The picture I get from your description is of mass m1 stationary on the ground while m2 gsts pushed up the ramp. This would create slack in the cord that connects the masses, passing over a pulley, and the tension would be zero.

This is probably not the picture you have in mind.

Agree with Charlie, but try finding the net force and use Newton's 2nd law maybe.

To determine the tension in the cord, we need to analyze the forces acting on the system.

Let's start by considering the forces acting on the FedEx box (m2):
1. Weight force (mg2): The weight of the FedEx box acts vertically downward, which can be calculated as mg2 = 1 kg * 9.8 m/s^2 = 9.8 N.
2. Tension force (T): The tension in the cord acts parallel to the inclined plane and in the opposite direction of the weight force.

Next, let's consider the forces acting on the UPS box (m1):
1. Weight force (mg1): The weight of the UPS box acts vertically downward, which can be calculated as mg1 = 3 kg * 9.8 m/s^2 = 29.4 N.
2. Tension force (T): The tension in the cord acts vertically upward, connecting the UPS box to the FedEx box through the pulley.

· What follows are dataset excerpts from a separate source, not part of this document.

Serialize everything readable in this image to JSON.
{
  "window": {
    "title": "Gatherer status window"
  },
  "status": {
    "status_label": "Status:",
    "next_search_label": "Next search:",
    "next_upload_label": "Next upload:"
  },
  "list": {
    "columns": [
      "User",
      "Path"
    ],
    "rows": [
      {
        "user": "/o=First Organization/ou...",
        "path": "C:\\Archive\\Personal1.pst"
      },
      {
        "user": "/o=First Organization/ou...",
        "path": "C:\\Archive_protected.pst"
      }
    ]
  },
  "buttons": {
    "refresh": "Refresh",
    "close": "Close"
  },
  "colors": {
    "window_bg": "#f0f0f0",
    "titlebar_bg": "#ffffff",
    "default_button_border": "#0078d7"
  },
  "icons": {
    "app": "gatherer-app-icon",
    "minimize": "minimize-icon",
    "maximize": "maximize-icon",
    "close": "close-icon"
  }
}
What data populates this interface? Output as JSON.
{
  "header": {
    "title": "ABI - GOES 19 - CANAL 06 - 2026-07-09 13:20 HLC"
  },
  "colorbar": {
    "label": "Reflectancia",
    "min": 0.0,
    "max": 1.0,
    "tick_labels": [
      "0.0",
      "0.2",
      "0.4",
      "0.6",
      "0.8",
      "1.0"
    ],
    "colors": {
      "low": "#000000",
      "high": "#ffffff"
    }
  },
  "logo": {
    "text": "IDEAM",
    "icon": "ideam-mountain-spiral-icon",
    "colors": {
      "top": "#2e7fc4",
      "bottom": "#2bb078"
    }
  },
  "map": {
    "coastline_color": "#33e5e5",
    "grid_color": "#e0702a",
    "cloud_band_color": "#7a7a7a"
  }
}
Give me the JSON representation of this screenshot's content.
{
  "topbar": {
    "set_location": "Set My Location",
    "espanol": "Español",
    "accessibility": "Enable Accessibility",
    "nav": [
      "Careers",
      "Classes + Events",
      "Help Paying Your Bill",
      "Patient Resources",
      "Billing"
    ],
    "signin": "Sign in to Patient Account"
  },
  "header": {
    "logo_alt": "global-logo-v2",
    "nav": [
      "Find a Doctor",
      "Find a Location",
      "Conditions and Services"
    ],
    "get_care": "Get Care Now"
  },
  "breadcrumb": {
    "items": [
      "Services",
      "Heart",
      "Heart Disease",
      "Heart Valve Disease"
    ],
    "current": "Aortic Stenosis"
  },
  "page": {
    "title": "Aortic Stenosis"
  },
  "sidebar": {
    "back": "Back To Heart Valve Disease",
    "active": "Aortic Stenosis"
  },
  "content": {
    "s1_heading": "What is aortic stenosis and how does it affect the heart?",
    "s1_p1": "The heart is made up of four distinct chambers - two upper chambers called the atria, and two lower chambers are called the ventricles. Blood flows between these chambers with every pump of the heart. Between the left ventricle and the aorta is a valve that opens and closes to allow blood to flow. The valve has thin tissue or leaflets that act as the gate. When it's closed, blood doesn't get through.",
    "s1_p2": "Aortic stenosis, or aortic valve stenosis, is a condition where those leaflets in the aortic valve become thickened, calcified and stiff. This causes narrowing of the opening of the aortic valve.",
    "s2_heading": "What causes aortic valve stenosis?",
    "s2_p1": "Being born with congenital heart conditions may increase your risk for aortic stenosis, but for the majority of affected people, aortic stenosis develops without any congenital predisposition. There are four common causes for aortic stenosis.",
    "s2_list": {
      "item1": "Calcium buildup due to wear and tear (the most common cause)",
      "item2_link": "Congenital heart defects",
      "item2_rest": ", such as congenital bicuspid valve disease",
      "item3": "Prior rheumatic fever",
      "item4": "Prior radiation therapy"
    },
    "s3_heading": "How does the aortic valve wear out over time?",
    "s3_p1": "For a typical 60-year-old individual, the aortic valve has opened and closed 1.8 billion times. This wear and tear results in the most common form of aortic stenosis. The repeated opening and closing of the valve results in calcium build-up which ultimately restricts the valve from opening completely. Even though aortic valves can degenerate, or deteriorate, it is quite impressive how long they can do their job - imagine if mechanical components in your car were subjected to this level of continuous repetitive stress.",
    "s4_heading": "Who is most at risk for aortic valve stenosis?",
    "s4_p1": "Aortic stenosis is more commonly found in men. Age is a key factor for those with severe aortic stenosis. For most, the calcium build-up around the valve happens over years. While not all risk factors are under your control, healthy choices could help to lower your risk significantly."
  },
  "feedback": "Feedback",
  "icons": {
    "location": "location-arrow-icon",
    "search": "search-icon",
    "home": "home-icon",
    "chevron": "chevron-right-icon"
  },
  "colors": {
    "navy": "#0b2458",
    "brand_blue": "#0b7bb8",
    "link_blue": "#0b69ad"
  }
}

Since the floor, plane, and pulley are frictionless, there are no frictional forces to consider.

Now, based on the setup, the tension force (T) acting on both boxes is the same. This is because the cord connecting them is assumed to be massless and inextensible, so the tension remains constant throughout its length.

To find the tension in the cord, we need to analyze the forces acting on the FedEx box (m2) using Newton's second law in the vertical direction:
ΣFy(m2) = T - mg2 * sin(θ) = m2 * a(m2) = 0
Here, ΣFy(m2) represents the net force acting on the FedEx box in the vertical direction, sin(θ) represents the sine of the angle of the inclined plane (37 degrees), a(m2) represents the acceleration of the FedEx box (which is zero since it is not moving vertically), and T represents the tension force.

Simplifying the equation, we have:
T - mg2 * sin(θ) = 0
T = mg2 * sin(θ)
T = 1 kg * 9.8 m/s^2 * sin(37°)
T ≈ 5.882 N

Therefore, the tension in the cord is approximately 5.882 N.